Essas preocupações em satisfazer as necessidades humanas dos colaboradores são muito bem vistas por eles e fazem com que outros se sintam atraídos para os quadros da organização. Em geral, essas empresas obtém sempre os melhores talentos encontrados no mercado de trabalho.

-Treinamentos capacitam o profissional e lhe dá segurança em suas atividades. Como instrumentos como o “e-learning” ajudam à manter uma baixa taxa de rotatividade?
Uma prática que está se tornando comum nas grandes empresas hoje é o chamado e-learning, ou seja, a possibilidade de aprendizagem à distância, proporcionada pelo uso cada vez mais frequente da Internet e de intranets nas empresas.
Esse investimento em capacitação de pessoal tem demonstrado bom retorno. Quanto mais alto o nível da mão de obra, mais ciente ela é de que a educação é o melhor meio de galgar posições no trabalho e também na sociedade.
É muito simples. O bom colaborador sabe que é vantajoso para ele permanecer em uma organização que investe na melhoria da qualidade de sua mão de obra. Caso ele precise sair da empresa, sabe que os cursos que realizou lhe proporcionarão mais e melhores chances no mercado.

-Um bom clima organizacional também é relevante no “turnover”. O relacionamento interno duradouro entre os colaboradores influencia nesse cenário?
As empresas hoje trabalham em equipes. A palavra de ordem é colaboração ao invés de competição. Um bom clima organizacional é fator primordial para o sucesso desse modelo.
Passamos em geral mais tempo com nossos colegas de trabalho do que com a família. Muitas amizades são formadas para a vida toda nesse ambiente. Muitas pessoas optam por permanecer em uma organização pelo clima interno e pelos amigos. As pessoas gostam de ser respeitadas e queridas. Se os líderes conseguirem suprir isso, administrando rapidamente os conflitos normais que surgem entre as pessoas, não há o que perder.

-Existem empresas que contratam profissionais medianos (que ficam na zona de conforto) para não sofrer com um alta taxa de rotatividade. Até que ponto isso é benéfico?
O importante é que os líderes não sejam medianos como suas equipes. Claro que isso exigirá uma dose extra de esforço do líder para atingir as metas, mas nem sempre isso é ruim. O líder é que não deve em hipótese alguma entrar nessa “zona de conforto”.
Entretanto, uma coisa deve ficar clara. O termo mediano, bem como seu sinônimo pejorativo medíocre, não são necessariamente algo ruim.
As pessoas ditas “normais” são medianas, ou seja, estão na média da população em termos de QI, por exemplo. A grande maioria das pessoas está nessa faixa.
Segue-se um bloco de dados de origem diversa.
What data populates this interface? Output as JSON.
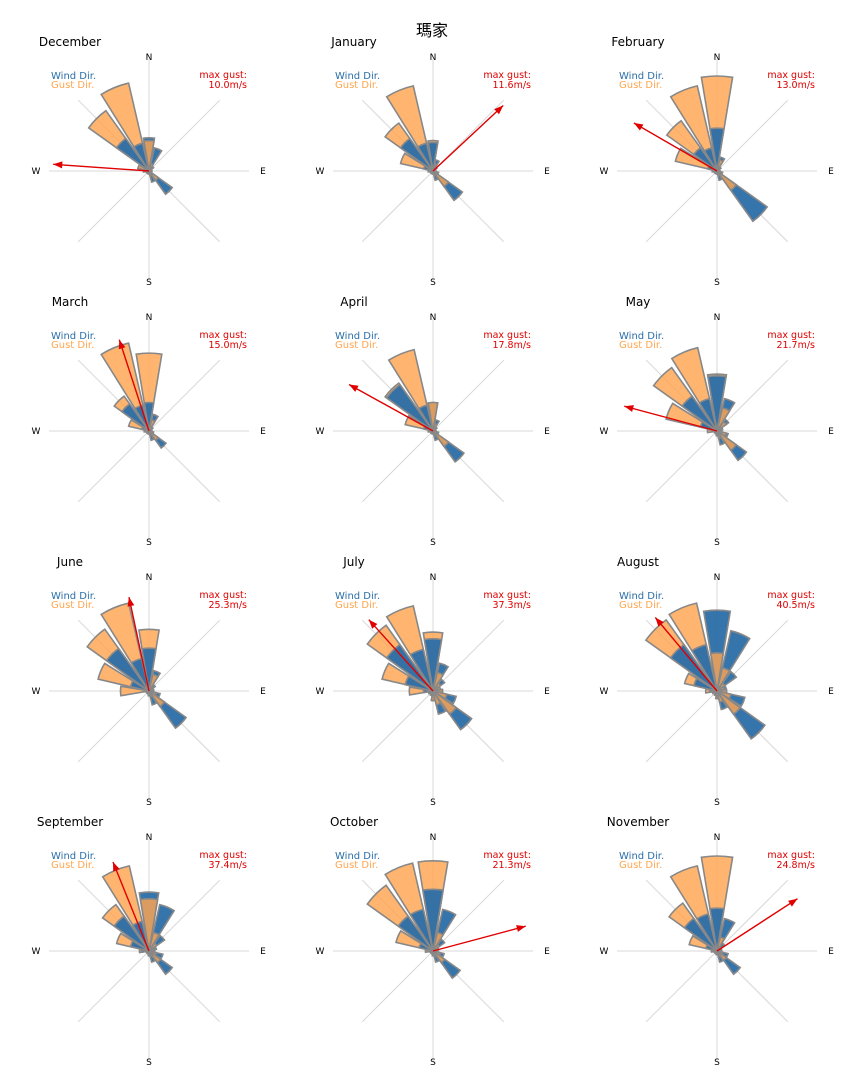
{
  "chart_data": {
    "type": "polar-bar",
    "title": "瑪家",
    "legend": {
      "wind_label": "Wind Dir.",
      "gust_label": "Gust Dir.",
      "position": "top-left"
    },
    "gust_label_prefix": "max gust:",
    "compass_labels": [
      "N",
      "E",
      "S",
      "W"
    ],
    "directions": [
      "N",
      "NNE",
      "NE",
      "ENE",
      "E",
      "ESE",
      "SE",
      "SSE",
      "S",
      "SSW",
      "SW",
      "WSW",
      "W",
      "WNW",
      "NW",
      "NNW"
    ],
    "colors": {
      "wind": "#2b6ea8",
      "gust": "#ffa54f",
      "outline": "#888888",
      "arrow": "#e00000",
      "axis": "#d8d8d8"
    },
    "panels": [
      {
        "month": "December",
        "max_gust": "10.0m/s",
        "gust_dir_deg": 274,
        "wind": [
          0.35,
          0.25,
          0.06,
          0.03,
          0.02,
          0.03,
          0.3,
          0.12,
          0.03,
          0.03,
          0.03,
          0.03,
          0.05,
          0.12,
          0.42,
          0.3
        ],
        "gust": [
          0.32,
          0.08,
          0.04,
          0.03,
          0.02,
          0.03,
          0.12,
          0.05,
          0.03,
          0.03,
          0.03,
          0.03,
          0.06,
          0.12,
          0.78,
          0.95
        ]
      },
      {
        "month": "January",
        "max_gust": "11.6m/s",
        "gust_dir_deg": 47,
        "wind": [
          0.3,
          0.12,
          0.05,
          0.03,
          0.02,
          0.06,
          0.38,
          0.1,
          0.03,
          0.03,
          0.03,
          0.03,
          0.05,
          0.1,
          0.42,
          0.3
        ],
        "gust": [
          0.32,
          0.08,
          0.04,
          0.03,
          0.02,
          0.04,
          0.2,
          0.05,
          0.03,
          0.03,
          0.03,
          0.03,
          0.05,
          0.35,
          0.62,
          0.92
        ]
      },
      {
        "month": "February",
        "max_gust": "13.0m/s",
        "gust_dir_deg": 300,
        "wind": [
          0.45,
          0.15,
          0.05,
          0.03,
          0.03,
          0.06,
          0.65,
          0.1,
          0.03,
          0.03,
          0.03,
          0.03,
          0.05,
          0.1,
          0.3,
          0.25
        ],
        "gust": [
          1.0,
          0.12,
          0.04,
          0.03,
          0.03,
          0.05,
          0.25,
          0.05,
          0.03,
          0.03,
          0.03,
          0.03,
          0.05,
          0.45,
          0.65,
          0.92
        ]
      },
      {
        "month": "March",
        "max_gust": "15.0m/s",
        "gust_dir_deg": 342,
        "wind": [
          0.3,
          0.18,
          0.05,
          0.03,
          0.03,
          0.05,
          0.22,
          0.1,
          0.03,
          0.03,
          0.03,
          0.03,
          0.05,
          0.08,
          0.35,
          0.28
        ],
        "gust": [
          0.82,
          0.12,
          0.04,
          0.03,
          0.03,
          0.04,
          0.12,
          0.05,
          0.03,
          0.03,
          0.03,
          0.03,
          0.05,
          0.22,
          0.45,
          0.95
        ]
      },
      {
        "month": "April",
        "max_gust": "17.8m/s",
        "gust_dir_deg": 299,
        "wind": [
          0.3,
          0.12,
          0.05,
          0.03,
          0.03,
          0.06,
          0.4,
          0.1,
          0.03,
          0.03,
          0.03,
          0.03,
          0.05,
          0.1,
          0.6,
          0.28
        ],
        "gust": [
          0.3,
          0.08,
          0.04,
          0.03,
          0.03,
          0.04,
          0.2,
          0.05,
          0.03,
          0.03,
          0.03,
          0.03,
          0.05,
          0.3,
          0.62,
          0.88
        ]
      },
      {
        "month": "May",
        "max_gust": "21.7m/s",
        "gust_dir_deg": 285,
        "wind": [
          0.58,
          0.35,
          0.15,
          0.06,
          0.05,
          0.12,
          0.38,
          0.15,
          0.05,
          0.03,
          0.03,
          0.03,
          0.05,
          0.18,
          0.45,
          0.35
        ],
        "gust": [
          0.6,
          0.25,
          0.12,
          0.06,
          0.04,
          0.1,
          0.25,
          0.08,
          0.04,
          0.03,
          0.03,
          0.03,
          0.1,
          0.55,
          0.82,
          0.9
        ]
      },
      {
        "month": "June",
        "max_gust": "25.3m/s",
        "gust_dir_deg": 348,
        "wind": [
          0.45,
          0.22,
          0.08,
          0.05,
          0.05,
          0.12,
          0.48,
          0.15,
          0.05,
          0.03,
          0.03,
          0.03,
          0.05,
          0.2,
          0.55,
          0.35
        ],
        "gust": [
          0.65,
          0.18,
          0.06,
          0.04,
          0.04,
          0.08,
          0.2,
          0.06,
          0.04,
          0.03,
          0.03,
          0.03,
          0.3,
          0.55,
          0.8,
          0.95
        ]
      },
      {
        "month": "July",
        "max_gust": "37.3m/s",
        "gust_dir_deg": 318,
        "wind": [
          0.55,
          0.3,
          0.15,
          0.08,
          0.1,
          0.25,
          0.5,
          0.25,
          0.1,
          0.05,
          0.03,
          0.05,
          0.1,
          0.3,
          0.6,
          0.45
        ],
        "gust": [
          0.62,
          0.2,
          0.1,
          0.08,
          0.1,
          0.15,
          0.3,
          0.15,
          0.1,
          0.05,
          0.03,
          0.05,
          0.25,
          0.55,
          0.85,
          0.92
        ]
      },
      {
        "month": "August",
        "max_gust": "40.5m/s",
        "gust_dir_deg": 320,
        "wind": [
          0.85,
          0.65,
          0.25,
          0.1,
          0.1,
          0.3,
          0.62,
          0.2,
          0.08,
          0.05,
          0.03,
          0.05,
          0.08,
          0.25,
          0.6,
          0.5
        ],
        "gust": [
          0.4,
          0.25,
          0.1,
          0.08,
          0.1,
          0.15,
          0.3,
          0.12,
          0.08,
          0.05,
          0.03,
          0.05,
          0.12,
          0.35,
          0.92,
          0.95
        ]
      },
      {
        "month": "September",
        "max_gust": "37.4m/s",
        "gust_dir_deg": 338,
        "wind": [
          0.62,
          0.5,
          0.2,
          0.08,
          0.06,
          0.15,
          0.3,
          0.12,
          0.05,
          0.03,
          0.03,
          0.03,
          0.08,
          0.2,
          0.45,
          0.32
        ],
        "gust": [
          0.55,
          0.2,
          0.1,
          0.06,
          0.05,
          0.08,
          0.15,
          0.06,
          0.04,
          0.03,
          0.03,
          0.03,
          0.1,
          0.35,
          0.6,
          0.92
        ]
      },
      {
        "month": "October",
        "max_gust": "21.3m/s",
        "gust_dir_deg": 75,
        "wind": [
          0.65,
          0.45,
          0.15,
          0.06,
          0.05,
          0.12,
          0.35,
          0.12,
          0.05,
          0.03,
          0.03,
          0.03,
          0.05,
          0.15,
          0.45,
          0.45
        ],
        "gust": [
          0.95,
          0.2,
          0.08,
          0.05,
          0.05,
          0.08,
          0.15,
          0.06,
          0.04,
          0.03,
          0.03,
          0.03,
          0.08,
          0.4,
          0.85,
          0.95
        ]
      },
      {
        "month": "November",
        "max_gust": "24.8m/s",
        "gust_dir_deg": 57,
        "wind": [
          0.45,
          0.35,
          0.1,
          0.05,
          0.05,
          0.12,
          0.3,
          0.12,
          0.04,
          0.03,
          0.03,
          0.03,
          0.05,
          0.12,
          0.42,
          0.4
        ],
        "gust": [
          1.0,
          0.15,
          0.05,
          0.04,
          0.04,
          0.06,
          0.12,
          0.06,
          0.04,
          0.03,
          0.03,
          0.03,
          0.06,
          0.3,
          0.62,
          0.92
        ]
      }
    ]
  }
}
Eles são o recurso mais abundante. Além do mais, muitas vezes são mais fáceis de lidar do que os chamados “superiores à média” ou mesmo os “gênios”. Isso faz diferença numa equipe. Muitos “egos superiores “ juntos, em geral, não funcionam devido aos conflitos que geram. O ideal é equilibrar os elementos das equipes, deixando os melhores profissionais liderarem-nas ou aos projetos.